LIVINALLONGO DEL COL DI LANA. Il velox è spento? Il Comune per compensare il mancato introito alza l'Imu sulle seconde case fino all'aliquota massima. "Una scelta ingiustificata e dannosa". Una misura approvata in Aula con i soli voti della maggioranza che scatena le polemiche nel Bellunese con le opposizioni che attaccano la Giunta Nagler.
"Altro che amministrazione del Davegnì, questa è l'amministrazione delle super tasse ingiustificate", commenta Leandro Grones, consigliere comunale e già sindaco di Livinallongo del Col di Lana. "Motivare un aumento pesantissimo dell'Imu per sopperire al mancato gettito del velox sulla Se48 a Brenta non sta né in cielo né in terra. Gravissimo. O si investe in sicurezza o l’autovelox va eliminato. Qui si gioca alle tre certe con i soldi degli automobilisti".
Il caso è scoppiato a Livinallongo del Col di Lana. Il velox tra Pieve e Brenta, attivo dal 2020 e che garantisce fino a 370 mila euro all'anno in sanzioni, è stato disattivato perché non conforme alle norme introdotte dal decreto Salvini. Per le nuove disposizioni, infatti, il tratto di strada non rientrerebbe in un centro abitato e non consentirebbe così l'istituzione di un limite di 50 km/h, ritenuto necessario per motivi di sicurezza.
Si è ovviato con l'indicazione della località "Pieve e Brenta", ma non basta: necessario un decreto del Prefetto per riattivare il velox. Iter che richiede un po' di tempo e si stima un ammanco di circa 148 mila euro. Che fare? Il Comune si è orientato sull'Imu delle seconde case. Un gettito che dovrebbe andare a compensare le risorse che mancano a bilancio.
"Decisamente un bel pacco regalo sotto l'albero da parte dell'amministrazione Nagler per i contribuenti del Comune che dovranno mettere mano al portafoglio per l'aumento dell'Imu deciso dal Consiglio comunale con i soli voti della maggioranza e che porterà nelle casse comunali ben 148.000 euro in più rispetto all'anno scorso", evidenzia Grones. "L'aliquota per i fabbricati diversi dall'abitazione principale e fabbricati D è stata infatti portata da 0,86% a 1,06%".
A difendere il provvedimento Oscar Nagler, sindaco di Livinallongo del Col di Lana, che parla della necessità di garantire un equilibrio di bilancio, una decisione duramente criticata dalle opposizioni guidate dall'ex primo cittadino.

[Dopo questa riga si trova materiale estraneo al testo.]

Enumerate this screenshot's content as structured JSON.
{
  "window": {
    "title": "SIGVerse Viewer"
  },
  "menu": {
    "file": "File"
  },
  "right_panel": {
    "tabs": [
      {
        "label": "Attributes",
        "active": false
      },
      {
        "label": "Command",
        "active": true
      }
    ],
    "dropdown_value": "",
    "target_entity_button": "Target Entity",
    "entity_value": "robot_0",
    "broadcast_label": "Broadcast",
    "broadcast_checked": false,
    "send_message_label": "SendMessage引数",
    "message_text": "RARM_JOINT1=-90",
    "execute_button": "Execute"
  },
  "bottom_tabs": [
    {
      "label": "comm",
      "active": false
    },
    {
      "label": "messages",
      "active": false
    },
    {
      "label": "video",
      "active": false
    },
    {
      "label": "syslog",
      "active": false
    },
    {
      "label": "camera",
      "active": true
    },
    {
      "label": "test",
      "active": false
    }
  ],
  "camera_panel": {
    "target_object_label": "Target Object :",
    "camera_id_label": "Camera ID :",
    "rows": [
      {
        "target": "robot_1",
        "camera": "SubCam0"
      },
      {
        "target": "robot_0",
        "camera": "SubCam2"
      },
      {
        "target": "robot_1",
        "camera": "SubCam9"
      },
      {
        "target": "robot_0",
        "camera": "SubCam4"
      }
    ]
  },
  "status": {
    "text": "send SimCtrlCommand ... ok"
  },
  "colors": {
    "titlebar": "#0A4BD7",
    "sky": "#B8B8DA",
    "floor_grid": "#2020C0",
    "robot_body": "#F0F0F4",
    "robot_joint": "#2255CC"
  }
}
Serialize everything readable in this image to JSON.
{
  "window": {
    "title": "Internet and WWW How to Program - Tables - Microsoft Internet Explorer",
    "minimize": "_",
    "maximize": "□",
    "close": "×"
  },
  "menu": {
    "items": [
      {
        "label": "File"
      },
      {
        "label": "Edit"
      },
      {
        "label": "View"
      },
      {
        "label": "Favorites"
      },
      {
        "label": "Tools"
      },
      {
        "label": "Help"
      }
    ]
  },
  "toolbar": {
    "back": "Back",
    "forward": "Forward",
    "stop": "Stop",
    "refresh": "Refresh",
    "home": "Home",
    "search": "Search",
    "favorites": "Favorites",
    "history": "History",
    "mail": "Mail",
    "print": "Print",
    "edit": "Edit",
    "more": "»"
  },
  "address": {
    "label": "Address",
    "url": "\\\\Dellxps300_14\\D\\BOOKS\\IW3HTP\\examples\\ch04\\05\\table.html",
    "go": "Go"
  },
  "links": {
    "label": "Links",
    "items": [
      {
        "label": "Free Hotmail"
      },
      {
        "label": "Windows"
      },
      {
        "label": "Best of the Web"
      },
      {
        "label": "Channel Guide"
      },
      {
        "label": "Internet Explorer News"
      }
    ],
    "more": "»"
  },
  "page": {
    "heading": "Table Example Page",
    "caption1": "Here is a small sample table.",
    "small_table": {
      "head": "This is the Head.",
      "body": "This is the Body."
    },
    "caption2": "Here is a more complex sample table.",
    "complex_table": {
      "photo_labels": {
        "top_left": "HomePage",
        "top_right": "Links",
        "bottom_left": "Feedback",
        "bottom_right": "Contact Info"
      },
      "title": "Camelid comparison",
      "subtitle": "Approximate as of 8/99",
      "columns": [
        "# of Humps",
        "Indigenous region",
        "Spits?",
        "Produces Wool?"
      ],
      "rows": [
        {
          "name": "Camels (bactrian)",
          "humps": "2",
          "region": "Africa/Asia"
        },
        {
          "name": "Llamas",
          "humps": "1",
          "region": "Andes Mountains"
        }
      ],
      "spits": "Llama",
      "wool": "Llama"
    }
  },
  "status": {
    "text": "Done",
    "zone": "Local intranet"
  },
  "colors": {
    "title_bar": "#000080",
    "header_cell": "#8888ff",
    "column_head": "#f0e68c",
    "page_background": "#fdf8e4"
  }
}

"L'aumento delle tasse può, in caso, trovare giustificazione solamente in previsione di attività e progetti puntuali, ma non è certo il caso dell’amministrazione Nagler-Delmonego che non solo ha un immobilismo totale quanto imbarazzante mai visto a Fodom, ma hanno anche avuto il coraggio di rinunciare a progetti importanti già finanziati come, per esempio, il progetto di valorizzazione, inclusione e fruibilità delle Dolomiti Unesco da parete di persone disabili, cechi e ipovedenti che avrebbero avuto anche a disposizione uno spazio interattivo e altamente tecnologico. Un progetto che avrebbe avuto un eccezionale riscontro a livello internazionale, ma che, a loro dire, avrebbero impegnato oltremodo gli uffici comunali", conclude Grones.